A: On the upside, if you look at some other commodities like copper, then obviously oil prices could go up substantially even from these levels. I don’t think that oil is expensive compared to other commodities or compared to other goods prices in the world. But that would obviously depend on some political problems — some interruptions in oil supplies or a possibility of the global economy experiencing some kind of a crackup boom. A crackup boom is a boom that is driven by artificially low interest rates, easy monetary policies and debt growth.
The private sector debt growth has slowed down but it has turned up again. At the same time we have, of course, a huge expansion in government debt. That should not be forgotten.
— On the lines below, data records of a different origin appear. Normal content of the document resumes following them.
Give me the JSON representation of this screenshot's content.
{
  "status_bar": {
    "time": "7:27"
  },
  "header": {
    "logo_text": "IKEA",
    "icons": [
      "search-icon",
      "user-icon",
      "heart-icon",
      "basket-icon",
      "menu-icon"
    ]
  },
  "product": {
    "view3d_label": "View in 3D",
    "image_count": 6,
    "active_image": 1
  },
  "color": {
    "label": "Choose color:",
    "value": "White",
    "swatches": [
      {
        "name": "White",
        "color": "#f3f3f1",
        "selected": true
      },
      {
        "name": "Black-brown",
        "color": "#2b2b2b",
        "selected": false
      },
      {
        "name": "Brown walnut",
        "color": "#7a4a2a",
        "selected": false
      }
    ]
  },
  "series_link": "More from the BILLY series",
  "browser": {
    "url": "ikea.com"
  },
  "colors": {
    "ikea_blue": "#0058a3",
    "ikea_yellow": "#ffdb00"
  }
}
These crackup booms don’t last. They are not sustainable but they can last six months to one year to 18 months and then a renewed setback occurs in the global economy.
Q: At what point would you consider the fact that emerging markets at any rate may be in a bear market now and not just a running correction in the bullish phase?
A: Whenever a market turns down after extended uptrend, you don’t know for sure whether this is the beginning of the bear market or whether it is just the correction in an uptrend. My impression is that if correction could last somewhat longer — then we will have to watch a rebound whether the rebounds can bring new highs or not. If it fails to bring in new highs, the likelihood of a bear market than manifesting itself is quite high.
Q: But if you look out six-nine months, do you see global markets moving in this kind of opposite directions? For instance in the last few months, it has been in opposite directions. The developed markets have moved in one direction and emerging markets in another. Do you see any synchronous movements happening sometime late in 2011 or do you think it will be one versus the other?
A: My view is that the US market will eventually join the emerging markets on the downside because if you take a bearish view about emerging economies, you cannot be too optimistic about the US because for many US corporations, 50% or more of their profits come from emerging economies. My main concerns are these: first of all, I think that not all is well in China. That if the Chinese economy slows down more then what analysts expect, we could have a downdraft in commodity prices and all the warrants on China — whether it is Brazil, Australia or Indonesia — would get hit quite hard.
Secondly, I think that the geopolitical tensions in the world are increasing. In particular, if I were in India, I would be concerned about the events that are now occurring in Pakistan and Afghanistan. This can also have an impact, obviously, on the valuation of equities. We shouldn’t forget that all the central banks in the world basically only know one thing and that is to print money. When things will get bad, they will print more money. If they get worst than bad, they will print more money.
Independently, whether that is the Bank of China or the Reserve Bank of India (RBI) or in the US — all the central banks will keep interest rates artificially low and they won’t increase them to a level where inflation adjusted they are positive.
I would be very concerned about the bonds market.